Irina encendió un segundo cigarrillo con la colilla del anterior. ¿Por qué los rusos tenían necesidad de fumar constantemente?, se preguntó Arkady. Irina lo miró fijamente mientras exhalaba el humo del cigarrillo. De pronto, Arkady imaginó que la abrazaba. No, no eran imaginaciones; era un recuerdo muy concreto. Recordaba el contacto de su mejilla contra la suya, la suavidad de su frente.

Irina se encogió de hombros y respondió:

—Max fue un buen amigo durante años. Me he alegrado mucho de verlo aquí esta noche.

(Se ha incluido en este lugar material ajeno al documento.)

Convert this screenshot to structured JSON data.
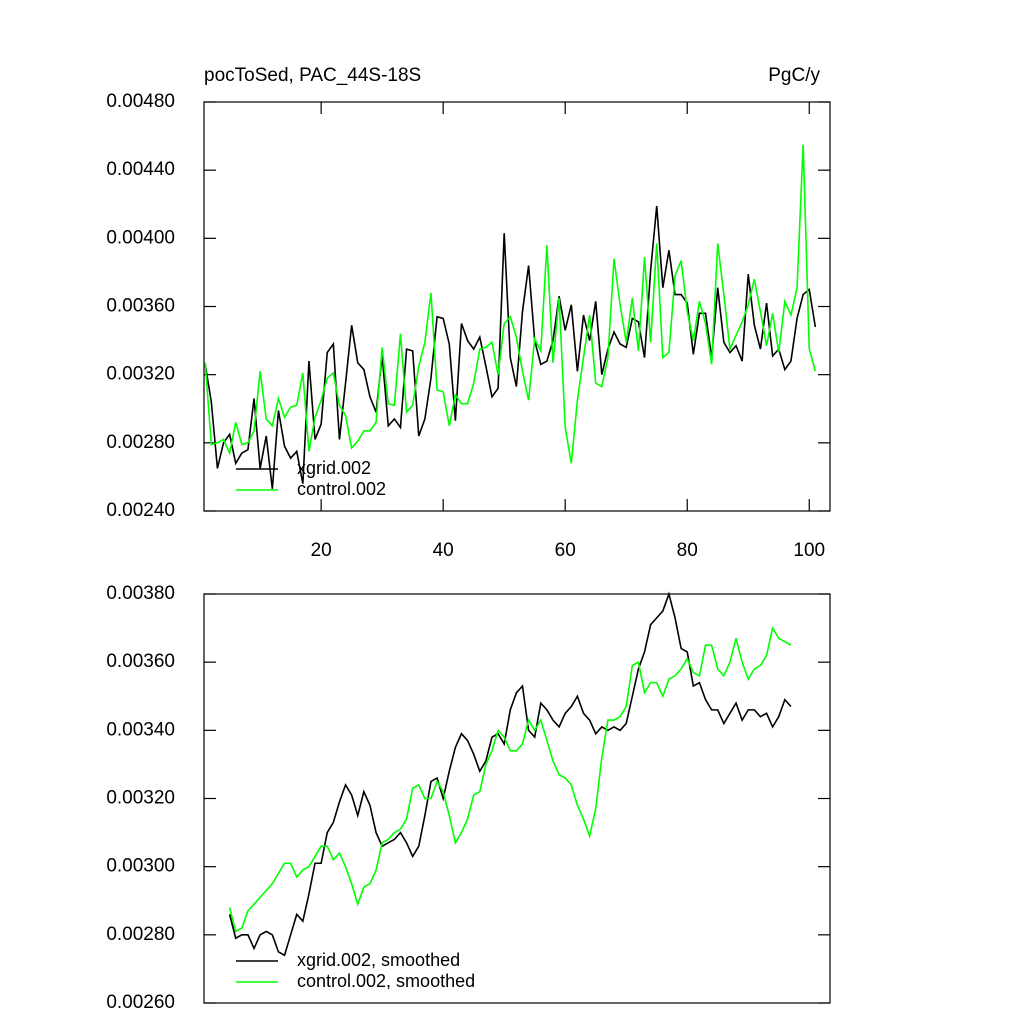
{
  "chart_data": [
    {
      "type": "line",
      "title": "pocToSed, PAC_44S-18S",
      "units_label": "PgC/y",
      "x": [
        1,
        2,
        3,
        4,
        5,
        6,
        7,
        8,
        9,
        10,
        11,
        12,
        13,
        14,
        15,
        16,
        17,
        18,
        19,
        20,
        21,
        22,
        23,
        24,
        25,
        26,
        27,
        28,
        29,
        30,
        31,
        32,
        33,
        34,
        35,
        36,
        37,
        38,
        39,
        40,
        41,
        42,
        43,
        44,
        45,
        46,
        47,
        48,
        49,
        50,
        51,
        52,
        53,
        54,
        55,
        56,
        57,
        58,
        59,
        60,
        61,
        62,
        63,
        64,
        65,
        66,
        67,
        68,
        69,
        70,
        71,
        72,
        73,
        74,
        75,
        76,
        77,
        78,
        79,
        80,
        81,
        82,
        83,
        84,
        85,
        86,
        87,
        88,
        89,
        90,
        91,
        92,
        93,
        94,
        95,
        96,
        97,
        98,
        99,
        100,
        101
      ],
      "series": [
        {
          "name": "xgrid.002",
          "color": "#000000",
          "values": [
            0.00326,
            0.00304,
            0.00265,
            0.0028,
            0.00285,
            0.00268,
            0.00274,
            0.00276,
            0.00306,
            0.00265,
            0.00284,
            0.00253,
            0.00299,
            0.00278,
            0.00271,
            0.00275,
            0.00256,
            0.00328,
            0.00282,
            0.00291,
            0.00333,
            0.00338,
            0.00282,
            0.00315,
            0.00349,
            0.00327,
            0.00323,
            0.00307,
            0.00298,
            0.00331,
            0.0029,
            0.00294,
            0.00289,
            0.00335,
            0.00334,
            0.00284,
            0.00294,
            0.00318,
            0.00354,
            0.00353,
            0.00338,
            0.00293,
            0.0035,
            0.0034,
            0.00335,
            0.00342,
            0.00325,
            0.00307,
            0.00312,
            0.00403,
            0.0033,
            0.00313,
            0.00357,
            0.00384,
            0.0034,
            0.00326,
            0.00328,
            0.0034,
            0.00366,
            0.00346,
            0.00361,
            0.00322,
            0.00355,
            0.0034,
            0.00363,
            0.0032,
            0.00335,
            0.00345,
            0.00338,
            0.00336,
            0.00353,
            0.00351,
            0.0033,
            0.00381,
            0.00419,
            0.00371,
            0.00393,
            0.00367,
            0.00367,
            0.00362,
            0.00332,
            0.00356,
            0.00356,
            0.0033,
            0.00371,
            0.00339,
            0.00333,
            0.00337,
            0.00328,
            0.00379,
            0.00349,
            0.00335,
            0.00362,
            0.00331,
            0.00335,
            0.00323,
            0.00328,
            0.00353,
            0.00367,
            0.0037,
            0.00348
          ]
        },
        {
          "name": "control.002",
          "color": "#00ff00",
          "values": [
            0.00327,
            0.00279,
            0.0028,
            0.00282,
            0.00274,
            0.00292,
            0.00279,
            0.0028,
            0.00287,
            0.00322,
            0.00294,
            0.0029,
            0.00306,
            0.00295,
            0.00301,
            0.00302,
            0.00321,
            0.00275,
            0.00295,
            0.00305,
            0.00318,
            0.00321,
            0.00302,
            0.00296,
            0.00277,
            0.00281,
            0.00287,
            0.00287,
            0.00292,
            0.00336,
            0.00303,
            0.00302,
            0.00344,
            0.00298,
            0.00302,
            0.00325,
            0.00339,
            0.00368,
            0.00311,
            0.0031,
            0.0029,
            0.00308,
            0.00303,
            0.00303,
            0.00315,
            0.00335,
            0.00336,
            0.00339,
            0.0032,
            0.0035,
            0.00354,
            0.00342,
            0.00322,
            0.00305,
            0.00341,
            0.00334,
            0.00396,
            0.00327,
            0.00365,
            0.00289,
            0.00268,
            0.00305,
            0.0033,
            0.00355,
            0.00315,
            0.00313,
            0.0033,
            0.00388,
            0.00361,
            0.00339,
            0.00365,
            0.00334,
            0.00389,
            0.00339,
            0.00397,
            0.0033,
            0.00333,
            0.00378,
            0.00387,
            0.00357,
            0.0034,
            0.00363,
            0.0035,
            0.00326,
            0.00397,
            0.00367,
            0.00335,
            0.00343,
            0.00351,
            0.00361,
            0.00376,
            0.00357,
            0.00337,
            0.00356,
            0.00333,
            0.00363,
            0.00355,
            0.00371,
            0.00455,
            0.00335,
            0.00322
          ]
        }
      ],
      "xlim": [
        0.8,
        103.4
      ],
      "xticks": [
        20,
        40,
        60,
        80,
        100
      ],
      "ylim": [
        0.0024,
        0.0048
      ],
      "yticks": [
        {
          "value": 0.0024,
          "label": "0.00240"
        },
        {
          "value": 0.0028,
          "label": "0.00280"
        },
        {
          "value": 0.0032,
          "label": "0.00320"
        },
        {
          "value": 0.0036,
          "label": "0.00360"
        },
        {
          "value": 0.004,
          "label": "0.00400"
        },
        {
          "value": 0.0044,
          "label": "0.00440"
        },
        {
          "value": 0.0048,
          "label": "0.00480"
        }
      ],
      "legend": "lower left"
    },
    {
      "type": "line",
      "x": [
        5,
        6,
        7,
        8,
        9,
        10,
        11,
        12,
        13,
        14,
        15,
        16,
        17,
        18,
        19,
        20,
        21,
        22,
        23,
        24,
        25,
        26,
        27,
        28,
        29,
        30,
        31,
        32,
        33,
        34,
        35,
        36,
        37,
        38,
        39,
        40,
        41,
        42,
        43,
        44,
        45,
        46,
        47,
        48,
        49,
        50,
        51,
        52,
        53,
        54,
        55,
        56,
        57,
        58,
        59,
        60,
        61,
        62,
        63,
        64,
        65,
        66,
        67,
        68,
        69,
        70,
        71,
        72,
        73,
        74,
        75,
        76,
        77,
        78,
        79,
        80,
        81,
        82,
        83,
        84,
        85,
        86,
        87,
        88,
        89,
        90,
        91,
        92,
        93,
        94,
        95,
        96,
        97
      ],
      "series": [
        {
          "name": "xgrid.002, smoothed",
          "color": "#000000",
          "values": [
            0.00286,
            0.00279,
            0.0028,
            0.0028,
            0.00276,
            0.0028,
            0.00281,
            0.0028,
            0.00275,
            0.00274,
            0.0028,
            0.00286,
            0.00284,
            0.00292,
            0.00301,
            0.00301,
            0.0031,
            0.00313,
            0.00319,
            0.00324,
            0.00321,
            0.00315,
            0.00322,
            0.00318,
            0.0031,
            0.00306,
            0.00307,
            0.00308,
            0.0031,
            0.00307,
            0.00303,
            0.00306,
            0.00315,
            0.00325,
            0.00326,
            0.0032,
            0.00328,
            0.00335,
            0.00339,
            0.00337,
            0.00333,
            0.00328,
            0.00331,
            0.00338,
            0.00339,
            0.00336,
            0.00346,
            0.00351,
            0.00353,
            0.0034,
            0.00338,
            0.00348,
            0.00346,
            0.00343,
            0.00341,
            0.00345,
            0.00347,
            0.0035,
            0.00345,
            0.00343,
            0.00339,
            0.00341,
            0.0034,
            0.00341,
            0.0034,
            0.00342,
            0.0035,
            0.00358,
            0.00363,
            0.00371,
            0.00373,
            0.00375,
            0.0038,
            0.00373,
            0.00364,
            0.00363,
            0.00353,
            0.00354,
            0.00349,
            0.00346,
            0.00346,
            0.00342,
            0.00345,
            0.00348,
            0.00343,
            0.00346,
            0.00346,
            0.00344,
            0.00345,
            0.00341,
            0.00344,
            0.00349,
            0.00347
          ]
        },
        {
          "name": "control.002, smoothed",
          "color": "#00ff00",
          "values": [
            0.00288,
            0.00281,
            0.00282,
            0.00287,
            0.00289,
            0.00291,
            0.00293,
            0.00295,
            0.00298,
            0.00301,
            0.00301,
            0.00297,
            0.00299,
            0.003,
            0.00303,
            0.00306,
            0.00306,
            0.00302,
            0.00304,
            0.003,
            0.00295,
            0.00289,
            0.00294,
            0.00295,
            0.00299,
            0.00307,
            0.00308,
            0.0031,
            0.00311,
            0.00314,
            0.00323,
            0.00324,
            0.0032,
            0.0032,
            0.00325,
            0.00322,
            0.00315,
            0.00307,
            0.0031,
            0.00314,
            0.00321,
            0.00322,
            0.0033,
            0.00334,
            0.0034,
            0.00338,
            0.00334,
            0.00334,
            0.00336,
            0.00343,
            0.0034,
            0.00343,
            0.00337,
            0.00331,
            0.00327,
            0.00326,
            0.00324,
            0.00318,
            0.00314,
            0.00309,
            0.00317,
            0.00332,
            0.00343,
            0.00343,
            0.00344,
            0.00347,
            0.00359,
            0.0036,
            0.00351,
            0.00354,
            0.00354,
            0.0035,
            0.00355,
            0.00356,
            0.00358,
            0.00361,
            0.00357,
            0.00356,
            0.00365,
            0.00365,
            0.00358,
            0.00356,
            0.0036,
            0.00367,
            0.0036,
            0.00355,
            0.00358,
            0.00359,
            0.00362,
            0.0037,
            0.00367,
            0.00366,
            0.00365
          ]
        }
      ],
      "xlim": [
        0.8,
        103.4
      ],
      "ylim": [
        0.0026,
        0.0038
      ],
      "yticks": [
        {
          "value": 0.0026,
          "label": "0.00260"
        },
        {
          "value": 0.0028,
          "label": "0.00280"
        },
        {
          "value": 0.003,
          "label": "0.00300"
        },
        {
          "value": 0.0032,
          "label": "0.00320"
        },
        {
          "value": 0.0034,
          "label": "0.00340"
        },
        {
          "value": 0.0036,
          "label": "0.00360"
        },
        {
          "value": 0.0038,
          "label": "0.00380"
        }
      ],
      "legend": "lower left"
    }
  ]
}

—Es evidente que todos le admiráis.

—Nadie sabe por qué regresó a Moscú. Te ha ayudado, de modo que no tienes motivo de queja.

—Me hubiera gustado estar aquí —dijo Arkady.

¿Qué pasaría si me levanto, cruzo la habitación y la toco?, se preguntó Arkady. ¿Conseguiría así salvar el abismo que nos separa?

—Es demasiado tarde. No quisiste seguirme. Todos los rusos habían emigrado o se habían fugado. Tú decidiste quedarte.

—El KGB

—Me hubiera parecido lógico que te quedaras un año o dos, pero te quedaste para siempre. Me dejaste sola. Te esperé en Nueva York, pero no viniste. Me trasladé a Londres para estar más cerca de ti; pero fue en vano. Luego averigüé dónde estabas y supe que seguías haciendo de policía en un Estado policial. Ahora estás aquí, pero no has venido a verme. Has venido a arrestar a alguien.

—No podía venir y no… —empezó a decir Arkady.

—¿Creíste que yo te ayudaría? —preguntó Irina—. Recuerdo las veces que deseé verte y tú no estabas… Afortunadamente, contaba con el apoyo de Max. De Max, de Stas y de Rikki. Todos tuvieron el valor de huir, nadando, corriendo o arrojándose por la ventana. Excepto tú, de modo que no tienes ningún derecho a criticarlos ni a dudar de sus intenciones, ni siquiera a estar con ellos. Por lo que a mí respecta, estás muerto.

Irina cogió el paquete de cigarrillos y salió de la cocina justamente cuando entraba Tommy tatareando una polca y comiéndose unas patatas fritas. Llevaba un casco alemán con un agujero y estaba tan borracho que casi no se sostenía en pie. Arkady conocía perfectamente esa sensación.